I think this is an encouraging sign for those who hope to have RSS feeds become more widely adopted. I've got feeds on a few sites, and I've yet to see anything resembling a DDOS attack. I wish... ;)
With broadband being "always on", they typically will have programs running 24/7 that collect headlines for them. And they typically collect all at the same time, syncronized, on the hour.
Lots of "valid" RSS bots out there too, including MoreOver, News4Sites, Feedster, Technorati, Waypath, Daypop, k-collector, Blogdex, Popdex, etc.
I think part of the problem is that most RSS programs (and bots) do not check the proven technologies for regular web pages like eTags and cache control. They just suck down the whole feed no matter what.
Thats why we only publish 5 headlines on our feeds. Plus gzip it for clients how are using it.
I do the same thing - limit it to five. I've also started testing something. I randomly throw in a 'headline' that points to an 'ad' of sorts, explaining they're getting my content (or at least using my services/bandwidth) and if they want, they can help defray the cost.

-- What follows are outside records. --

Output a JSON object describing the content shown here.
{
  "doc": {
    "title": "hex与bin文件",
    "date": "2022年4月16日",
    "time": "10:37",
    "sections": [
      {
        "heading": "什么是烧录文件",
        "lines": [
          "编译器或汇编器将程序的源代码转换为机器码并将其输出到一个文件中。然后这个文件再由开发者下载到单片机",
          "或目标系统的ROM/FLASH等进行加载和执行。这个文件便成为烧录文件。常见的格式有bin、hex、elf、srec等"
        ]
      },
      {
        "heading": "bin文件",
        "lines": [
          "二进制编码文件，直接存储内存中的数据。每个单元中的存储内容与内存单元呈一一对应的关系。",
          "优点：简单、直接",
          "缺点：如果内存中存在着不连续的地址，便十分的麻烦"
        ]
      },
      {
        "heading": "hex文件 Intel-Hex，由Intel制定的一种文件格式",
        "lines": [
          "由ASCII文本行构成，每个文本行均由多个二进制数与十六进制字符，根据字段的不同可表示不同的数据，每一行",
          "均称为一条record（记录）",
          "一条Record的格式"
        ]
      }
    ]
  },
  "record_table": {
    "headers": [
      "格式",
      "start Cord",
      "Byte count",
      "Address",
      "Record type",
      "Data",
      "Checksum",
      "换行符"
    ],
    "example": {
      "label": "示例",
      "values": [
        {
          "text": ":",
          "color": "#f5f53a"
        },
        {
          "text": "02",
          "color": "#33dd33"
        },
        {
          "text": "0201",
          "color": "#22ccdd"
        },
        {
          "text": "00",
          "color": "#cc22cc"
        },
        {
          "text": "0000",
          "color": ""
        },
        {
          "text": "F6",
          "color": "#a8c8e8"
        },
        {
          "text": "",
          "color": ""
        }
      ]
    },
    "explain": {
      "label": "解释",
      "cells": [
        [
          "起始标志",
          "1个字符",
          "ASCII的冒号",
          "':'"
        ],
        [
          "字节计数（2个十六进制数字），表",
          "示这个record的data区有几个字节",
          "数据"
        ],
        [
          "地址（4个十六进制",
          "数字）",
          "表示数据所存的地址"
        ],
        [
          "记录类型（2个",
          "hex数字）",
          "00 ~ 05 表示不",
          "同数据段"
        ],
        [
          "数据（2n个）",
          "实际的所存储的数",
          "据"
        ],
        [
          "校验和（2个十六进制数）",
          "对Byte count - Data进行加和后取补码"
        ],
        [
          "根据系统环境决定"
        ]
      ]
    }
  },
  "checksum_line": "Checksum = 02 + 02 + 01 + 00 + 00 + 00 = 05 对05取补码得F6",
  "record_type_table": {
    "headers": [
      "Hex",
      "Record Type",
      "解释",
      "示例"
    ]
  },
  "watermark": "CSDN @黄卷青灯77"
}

Not to get too far OT, but anyone else playing around with RSS ads?
User A consumed 344 KB
User B consumed 11,4 MB
User A's RSS client is checking if the feed has been updated 4 times per hour 24/7. Nothing wrong with that really. IP points to a normal cable internet user.

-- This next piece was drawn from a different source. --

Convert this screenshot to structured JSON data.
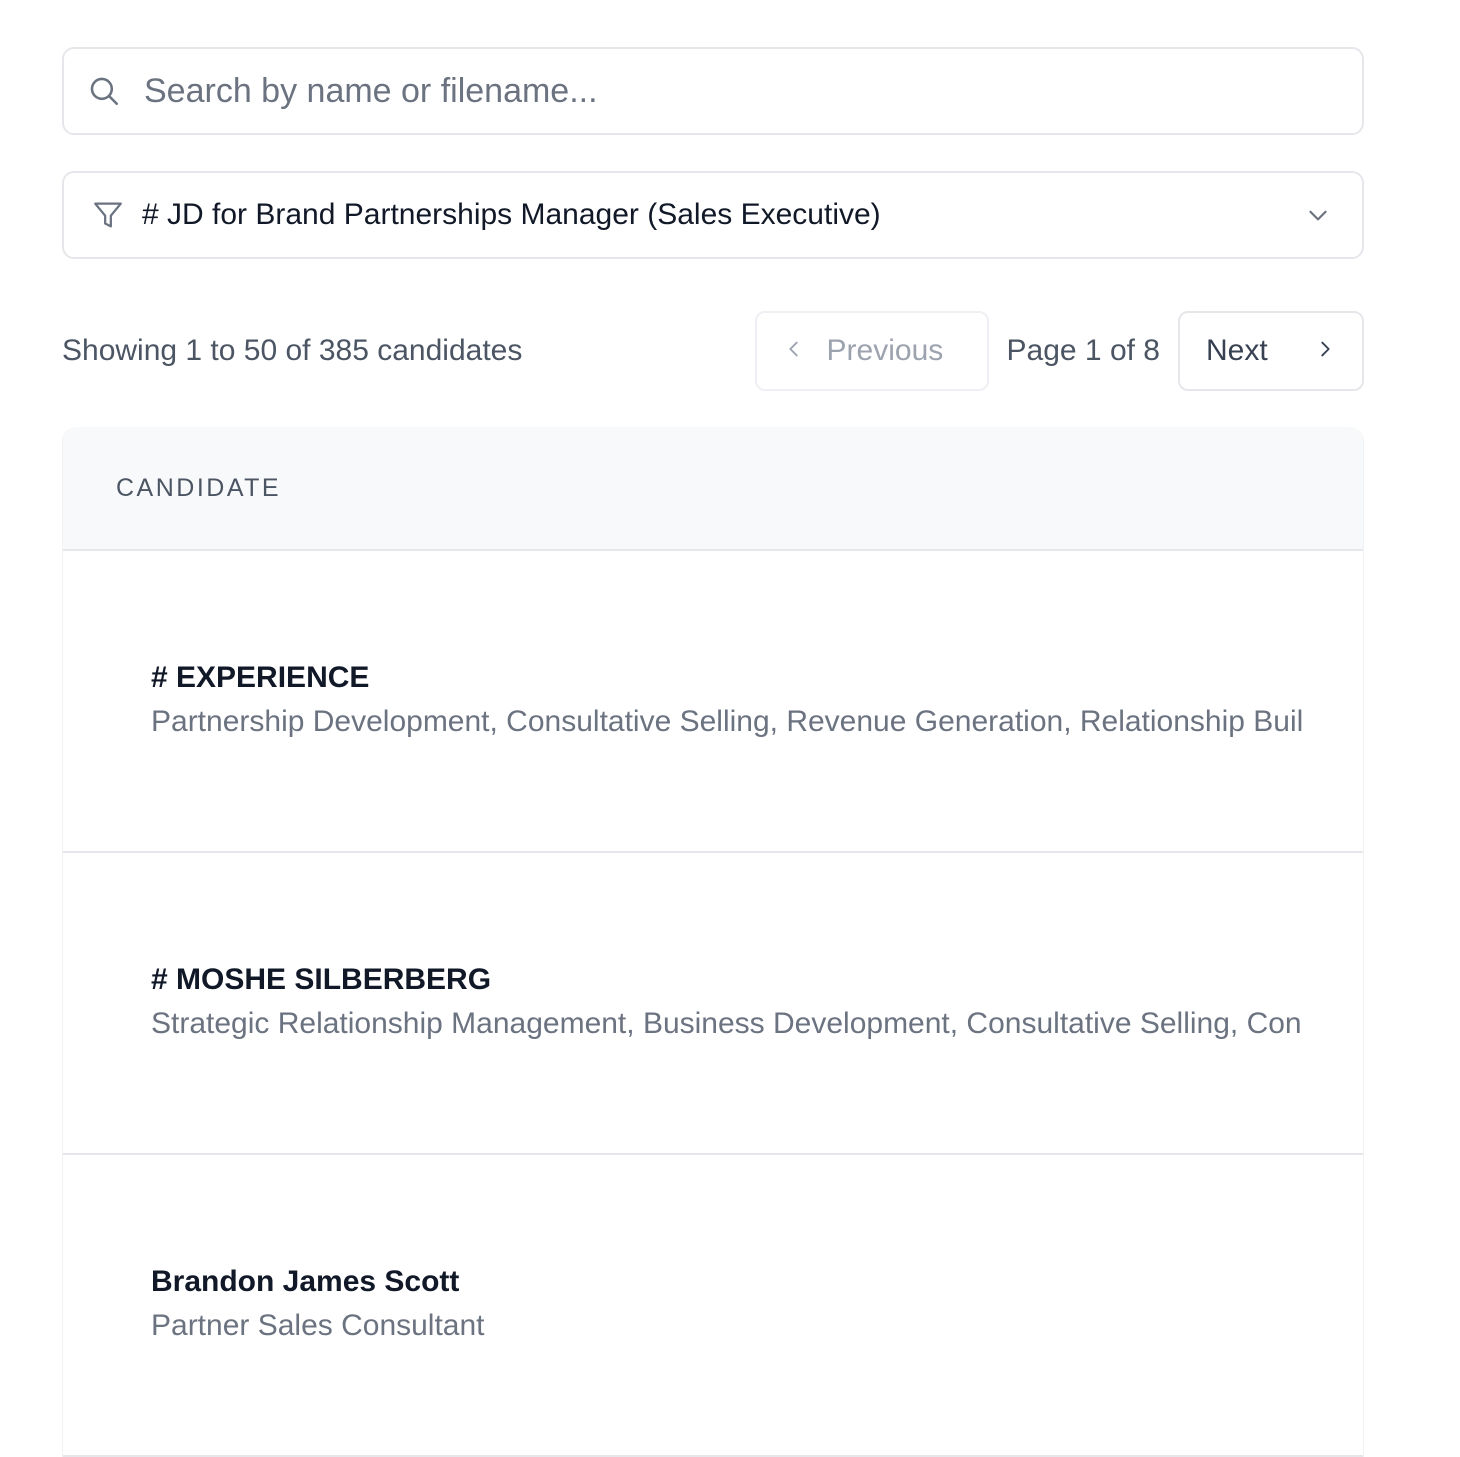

User B's RSS client downloads the whole feed 6 times per hour almost 24/7. IP points to some "data mining" company. Hmmm...
Guess who got the boot? (IP banned).
Other thing I don't like are RSS clients with no identifications ("GET /rss.xml HTTP/1.1" 200 8224 "-" "-"). Thinking of banning them too.
Providing well formed and valid rss with set TTL's will help. It's surprising at how many feeds that are submitted to AHN are simply poorly formed and don't contain a stated TTL.
Using feed compression techniques will also go a long way to reducing your bandwidth use.
I already ban anyone without both a user agent and referer, it's a good practice.
I wonder how widespread gzip support is in readers though. I would want to be very sure it's okay to do that before I started compression with mod_gzip, etc. Even robust feeds tend to be under 25k, but I bet the code is very compressable.
Testing one of my feeds:
original 13302 bytes
(mod)Gziped 4562 bytes
65% compression is nice, but not worth it yet perhaps.